One former and two current Moscow High School students received awards this week for their efforts to educate the public and urge local action on climate change.
At the beginning of the Moscow City Council meeting Monday night, Al Poplawsky, chairman of the Sierra Club’s local Palouse Group, presented Ilan Carter, Nicole Xiao and Devon Conway each with Youth Achievement Awards.
“The Sierra Club has a campaign to encourage and help cities, counties and even states commit to 100 percent clean energy as a way to combat climate change and that’s referred to as ‘Ready for 100,’ ” Poplawsky said. “We’d like to honor the three youth who’ve made a major contribution to this campaign in Moscow.”
Xiao and Conway are co-presidents of the Climate Justice League chapter in Moscow, a high school climate advocacy group they founded last spring. In September, the pair led more than 150 students in a walkout protesting government inaction against climate change.
While Ilan Carter has already graduated, he was actively involved with the campaign and local climate action work during his time at the Moscow High School.
“It’d be useless to speak out if no one was listening,” Carter said. “There’s a lot of environmentally-oriented organizations in Moscow and it’s cool to be a part of a community that cares so heavily about the current world and the future world.”
The three individuals helped gather several hundred petition signatures from Moscow residents for the Ready for 100 campaign, which is urging Moscow and other municipalities nationwide to reduce greenhouse gas emissions completely by 2045.
The group also was present at the Moscow Farmers Market, distributed yard signs and collected signatures for a letter of support from local businesses, according to Poplawsky.
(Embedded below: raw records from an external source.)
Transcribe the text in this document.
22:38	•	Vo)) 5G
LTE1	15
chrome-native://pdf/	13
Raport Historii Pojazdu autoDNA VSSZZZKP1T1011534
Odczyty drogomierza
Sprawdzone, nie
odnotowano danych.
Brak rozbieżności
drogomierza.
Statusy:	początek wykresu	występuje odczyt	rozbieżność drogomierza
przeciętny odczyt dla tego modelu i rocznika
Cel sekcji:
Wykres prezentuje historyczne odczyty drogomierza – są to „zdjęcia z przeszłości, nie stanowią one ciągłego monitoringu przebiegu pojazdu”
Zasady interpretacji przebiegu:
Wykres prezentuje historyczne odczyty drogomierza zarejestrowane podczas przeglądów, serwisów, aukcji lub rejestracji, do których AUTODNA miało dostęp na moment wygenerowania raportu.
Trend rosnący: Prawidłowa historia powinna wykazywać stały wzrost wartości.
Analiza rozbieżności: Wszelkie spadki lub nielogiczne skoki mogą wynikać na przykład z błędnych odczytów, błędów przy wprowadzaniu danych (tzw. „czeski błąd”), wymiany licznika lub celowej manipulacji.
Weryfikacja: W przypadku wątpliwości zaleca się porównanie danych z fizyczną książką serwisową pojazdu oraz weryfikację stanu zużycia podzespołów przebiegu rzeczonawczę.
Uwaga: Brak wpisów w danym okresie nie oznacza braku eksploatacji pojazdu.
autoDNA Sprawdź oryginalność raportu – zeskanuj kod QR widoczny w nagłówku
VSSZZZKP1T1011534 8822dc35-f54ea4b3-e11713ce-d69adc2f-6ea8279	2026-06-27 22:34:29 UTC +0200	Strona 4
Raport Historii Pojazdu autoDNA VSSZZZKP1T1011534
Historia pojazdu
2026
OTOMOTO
“They also created a five-minute video compilation of locals showing their support and saying why they support 100 percent clean energy,” he said. “Not only did they meet with the city’s Sustainable Environment Commission but at least two of them served on the Sustainable Environment Commission.”
Xiao said the awards from local leaders are a great acknowledgement of the work Climate Justice League has done to convince the city to commit to clean energy solutions.
During the past decade, city staff have succeeded in reducing carbon emissions from municipal buildings, parks and lands by 20 percent, but she said they want change to happen sooner.
At a climate action workshop at city hall late September, following the walkout, councilors expressed interest in drafting a comprehensive plan for tackling climate change that could be ready for public comment and a vote as early as spring 2022. City staff proposed the council commit to joining two clean energy campaigns: Ready for 100 and Race to Zero.
“I think it shows commitment from our local leaders that they’re really invested in climate action and want to continue to keep this issue at the forefront of citizens’ minds,” Xiao said. “I also hope this is going to continue the momentum to keep up the fantastic local climate action work that we’ve been doing so far.”
Conway said he was excited to see the initiative move forward and receive support from the broader community. He also hopes the city honors its commitments in a timely manner.
“It’s important to make sure the goal is completed on that timeline,” Conway said. “The next few months, when this plan will be made and finalized, will hopefully determine what happens in the future.”